Retourkutsche :
Verabredungen missachtet? Katja Riemann keilt nach missglücktem NDR-Talk zurück
Katja Riemann teilt nach tagelangen heftigen Diskussionen über ihr verunglücktes NDR-Interview mit Hinnerk Baumgarten via Web aus...
Nach dem viel diskutierten TV-Interview in der NDR-Sendung "Das!" hat Schauspielerin Katja Riemann Unverständnis über den Wirbel geäußert. "Am Donnerstag vergangener Woche hat sich offensichtlich ein Phänomen ereignet. Ich versuche bislang es zu begreifen... vergebens", schreibt die 49-Jährige auf ihrer Homepage. Sie gibt aber immerhin zu: "Ich habe wahrhaft bessere Interviews gegeben!" Und dann greift sie den NDR und den Moderator Hinnerk Baumgartenan, der im Social Web für seine Performance ebenfalls Kritik hinnehmen muss. Riemann nennt es nun "eine traurige Sache, wenn Verabredungen während einer Sendung nicht eingehalten werden" - doch davon müsse man wohl ausgehen, wenn man sich öffentlich bewege.
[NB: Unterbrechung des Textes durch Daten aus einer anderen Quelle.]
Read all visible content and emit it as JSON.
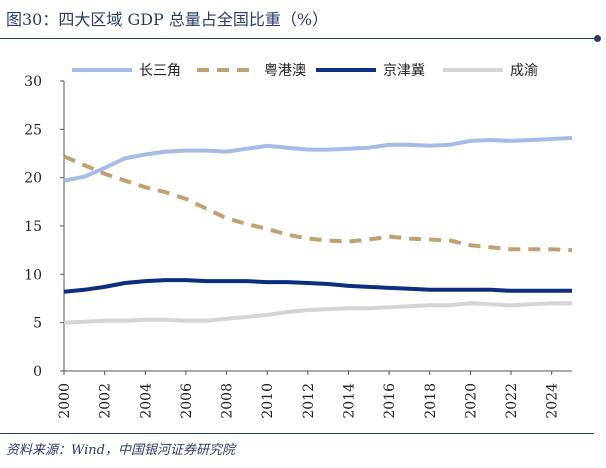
{
  "title": "图30：四大区域 GDP 总量占全国比重（%）",
  "source": "资料来源：Wind，中国银河证券研究院",
  "chart_data": {
    "type": "line",
    "title": "图30：四大区域 GDP 总量占全国比重（%）",
    "xlabel": "",
    "ylabel": "",
    "x": [
      2000,
      2001,
      2002,
      2003,
      2004,
      2005,
      2006,
      2007,
      2008,
      2009,
      2010,
      2011,
      2012,
      2013,
      2014,
      2015,
      2016,
      2017,
      2018,
      2019,
      2020,
      2021,
      2022,
      2023,
      2024,
      2025
    ],
    "xticks": [
      "2000",
      "2002",
      "2004",
      "2006",
      "2008",
      "2010",
      "2012",
      "2014",
      "2016",
      "2018",
      "2020",
      "2022",
      "2024"
    ],
    "xlim": [
      2000,
      2025
    ],
    "ylim": [
      0,
      30
    ],
    "yticks": [
      0,
      5,
      10,
      15,
      20,
      25,
      30
    ],
    "grid": false,
    "legend_position": "top",
    "series": [
      {
        "name": "长三角",
        "color": "#a6bae6",
        "style": "solid",
        "values": [
          19.7,
          20.1,
          21.0,
          22.0,
          22.4,
          22.7,
          22.8,
          22.8,
          22.7,
          23.0,
          23.3,
          23.1,
          22.9,
          22.9,
          23.0,
          23.1,
          23.4,
          23.4,
          23.3,
          23.4,
          23.8,
          23.9,
          23.8,
          23.9,
          24.0,
          24.1
        ]
      },
      {
        "name": "粤港澳",
        "color": "#bfa172",
        "style": "dashed",
        "values": [
          22.2,
          21.3,
          20.4,
          19.7,
          19.0,
          18.5,
          17.8,
          16.8,
          15.8,
          15.2,
          14.7,
          14.1,
          13.7,
          13.5,
          13.4,
          13.6,
          13.9,
          13.7,
          13.6,
          13.5,
          13.0,
          12.8,
          12.6,
          12.6,
          12.6,
          12.5
        ]
      },
      {
        "name": "京津冀",
        "color": "#0d2e7e",
        "style": "solid",
        "values": [
          8.2,
          8.4,
          8.7,
          9.1,
          9.3,
          9.4,
          9.4,
          9.3,
          9.3,
          9.3,
          9.2,
          9.2,
          9.1,
          9.0,
          8.8,
          8.7,
          8.6,
          8.5,
          8.4,
          8.4,
          8.4,
          8.4,
          8.3,
          8.3,
          8.3,
          8.3
        ]
      },
      {
        "name": "成渝",
        "color": "#d4d4d4",
        "style": "solid",
        "values": [
          5.0,
          5.1,
          5.2,
          5.2,
          5.3,
          5.3,
          5.2,
          5.2,
          5.4,
          5.6,
          5.8,
          6.1,
          6.3,
          6.4,
          6.5,
          6.5,
          6.6,
          6.7,
          6.8,
          6.8,
          7.0,
          6.9,
          6.8,
          6.9,
          7.0,
          7.0
        ]
      }
    ]
  }
}
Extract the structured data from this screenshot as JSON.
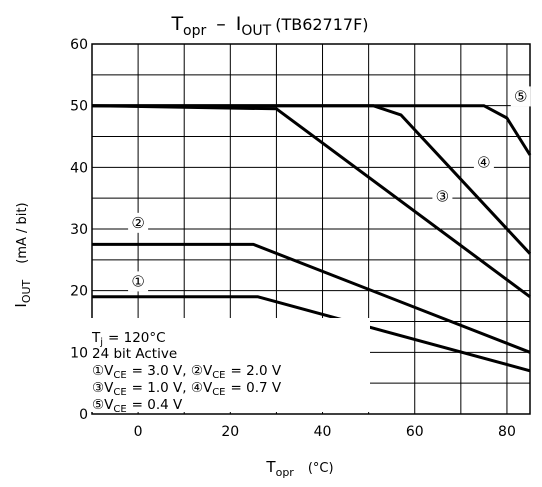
{
  "chart_data": {
    "type": "line",
    "title": {
      "main": "T",
      "main_sub": "opr",
      "sep": "–",
      "y": "I",
      "y_sub": "OUT",
      "model": "(TB62717F)"
    },
    "xlabel": {
      "main": "T",
      "sub": "opr",
      "unit": "(°C)"
    },
    "ylabel": {
      "main": "I",
      "sub": "OUT",
      "unit": "(mA / bit)"
    },
    "xlim": [
      -10,
      85
    ],
    "ylim": [
      0,
      60
    ],
    "x_ticks": [
      0,
      20,
      40,
      60,
      80
    ],
    "y_ticks": [
      0,
      10,
      20,
      30,
      40,
      50,
      60
    ],
    "grid": true,
    "series": [
      {
        "marker": "①",
        "label_pos": [
          0,
          21.5
        ],
        "x": [
          -10,
          26,
          85
        ],
        "y": [
          19,
          19,
          7
        ]
      },
      {
        "marker": "②",
        "label_pos": [
          0,
          31
        ],
        "x": [
          -10,
          25,
          85
        ],
        "y": [
          27.5,
          27.5,
          10
        ]
      },
      {
        "marker": "③",
        "label_pos": [
          66,
          35.3
        ],
        "x": [
          -10,
          30,
          85
        ],
        "y": [
          50,
          49.5,
          19
        ]
      },
      {
        "marker": "④",
        "label_pos": [
          75,
          40.8
        ],
        "x": [
          -10,
          51,
          57,
          85
        ],
        "y": [
          50,
          50,
          48.5,
          26
        ]
      },
      {
        "marker": "⑤",
        "label_pos": [
          83,
          51.5
        ],
        "x": [
          -10,
          75,
          80,
          85
        ],
        "y": [
          50,
          50,
          48,
          42
        ]
      }
    ],
    "annotation": {
      "tj_main": "T",
      "tj_sub": "j",
      "tj_value": "= 120°C",
      "line2": "24 bit  Active",
      "line3": [
        {
          "m": "①V",
          "s": "CE",
          "v": "= 3.0 V, "
        },
        {
          "m": "②V",
          "s": "CE",
          "v": "= 2.0 V"
        }
      ],
      "line4": [
        {
          "m": "③V",
          "s": "CE",
          "v": "= 1.0 V, "
        },
        {
          "m": "④V",
          "s": "CE",
          "v": "= 0.7 V"
        }
      ],
      "line5": [
        {
          "m": "⑤V",
          "s": "CE",
          "v": "= 0.4 V"
        }
      ]
    }
  }
}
Die Mimin wird deutlich: "Es ist irre lustig, wenn ein Moderator zwischen den Gesprächen sich in der Kamera spiegelt und laut äußert, wie geil er aussieht..."
Das lässt zumindest der "Das!"-Verantwortliche Thomas Kühn, beim NDR Abteilungsleiter Vorabendmagazine, nicht auf sich sitzen. Er sagt am Mittwochabend der Nachrichtenagentur "dpa": "Wir können den Vorwurf, es seien Verabredungen während der Sendung nicht eingehalten worden, überhaupt nicht verstehen." Grundsätzlich führe eine Mitarbeiterin ein Vorgespräch mit dem Gast, in dem auch die Sendung erklärt werde. Dies sei bei Frau Riemann auch noch einmal direkt vor der Sendung geschehen. Kühn: "Es gab auch keinerlei Vorgaben von ihrer Seite, an die wir uns nicht gehalten haben könnten."
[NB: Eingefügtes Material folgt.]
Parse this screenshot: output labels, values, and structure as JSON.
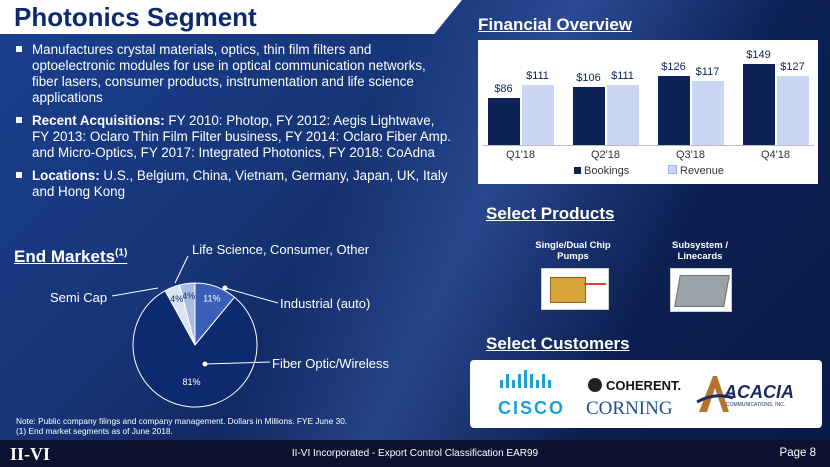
{
  "title": "Photonics Segment",
  "bullets": [
    {
      "lead": "",
      "text": "Manufactures crystal materials, optics, thin film filters and optoelectronic modules for use in optical communication networks, fiber lasers, consumer products, instrumentation and life science applications"
    },
    {
      "lead": "Recent Acquisitions:",
      "text": " FY 2010: Photop, FY 2012: Aegis Lightwave, FY 2013: Oclaro Thin Film Filter business, FY 2014: Oclaro Fiber Amp. and Micro-Optics, FY 2017: Integrated Photonics, FY 2018: CoAdna"
    },
    {
      "lead": "Locations:",
      "text": " U.S., Belgium, China, Vietnam, Germany, Japan, UK, Italy and Hong Kong"
    }
  ],
  "end_markets": {
    "heading": "End Markets",
    "sup": "(1)",
    "labels": {
      "life": "Life Science, Consumer, Other",
      "semi": "Semi Cap",
      "industrial": "Industrial (auto)",
      "fiber": "Fiber Optic/Wireless"
    }
  },
  "chart_data": {
    "type": "bar",
    "title": "Financial Overview",
    "categories": [
      "Q1'18",
      "Q2'18",
      "Q3'18",
      "Q4'18"
    ],
    "series": [
      {
        "name": "Bookings",
        "values": [
          86,
          106,
          126,
          149
        ],
        "labels": [
          "$86",
          "$106",
          "$126",
          "$149"
        ],
        "color": "#0d2257"
      },
      {
        "name": "Revenue",
        "values": [
          111,
          111,
          117,
          127
        ],
        "labels": [
          "$111",
          "$111",
          "$117",
          "$127"
        ],
        "color": "#c9d7f5"
      }
    ],
    "ylim": [
      0,
      160
    ]
  },
  "pie_data": {
    "type": "pie",
    "slices": [
      {
        "name": "Industrial (auto)",
        "value": 11,
        "label": "11%",
        "color": "#3a5fb8"
      },
      {
        "name": "Fiber Optic/Wireless",
        "value": 81,
        "label": "81%",
        "color": "#0d2a6e"
      },
      {
        "name": "Semi Cap",
        "value": 4,
        "label": "4%",
        "color": "#dbe4f5"
      },
      {
        "name": "Life Science, Consumer, Other",
        "value": 4,
        "label": "4%",
        "color": "#a8bce6"
      }
    ]
  },
  "products": {
    "heading": "Select Products",
    "items": [
      {
        "label1": "Single/Dual Chip",
        "label2": "Pumps"
      },
      {
        "label1": "Subsystem /",
        "label2": "Linecards"
      }
    ]
  },
  "customers": {
    "heading": "Select Customers",
    "cisco": "CISCO",
    "coherent": "COHERENT.",
    "corning": "CORNING",
    "acacia": "ACACIA",
    "acacia_sub": "COMMUNICATIONS, INC."
  },
  "note": {
    "line1": "Note: Public company filings and company management. Dollars in Millions. FYE June 30.",
    "line2": "(1)  End market segments as of June 2018."
  },
  "footer": {
    "logo": "II-VI",
    "center": "II-VI Incorporated - Export Control Classification EAR99",
    "page": "Page 8"
  }
}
Zur Erinnerung: Das Gespräch vom vergangenen Donnerstag im Abendmagazin "Das!", in dem die Chemie zwischen Riemann und Moderator Hinnerk Baumgarten sehr offensichtlich nicht stimmte, war in wenigen Tagen zum Internet-Hit geworden. Allein ein Zusammenschnitt bei YouTube verzeichnete bis Mittwochabend fast eine Million Klicks. Im Internet wurden das Interview und sein zäher Verlauf tausendfach kommentiert - vielfach hämisch und teilweise auch beleidigend. Riemann schreibt nun, ihre Facebook-Seite und ihre Homepage – sie hat sie Anfang der Woche gesperrt - seien "unter dem virtuellen Wirbelsturm" zusammengebrochen. Sie stellt einige rhetorische Fragen: "Gibt es Verhaltenskodexe in öffentlichen Formaten, die mit der Abwesenheit von Wahrhaftigkeit zu tun haben?" Riemann räumt ein: "Ja, es ist die Wahrheit, dass ich meinen Beruf liebe und gern über meine Arbeit spreche; wahr ist auch, dass das Reden über meine Person, oder Personen in meinem nahesten Kreis, mir schwer fällt." Katja Riemann dankt auf ihrer Homepage Familie, Freunden und Kollegen, die ihr "in der Dunkelheit ein Licht" angemacht hätten, außerdem auch "jenen Journalisten, die so kluge, sachliche Artikel verfassten".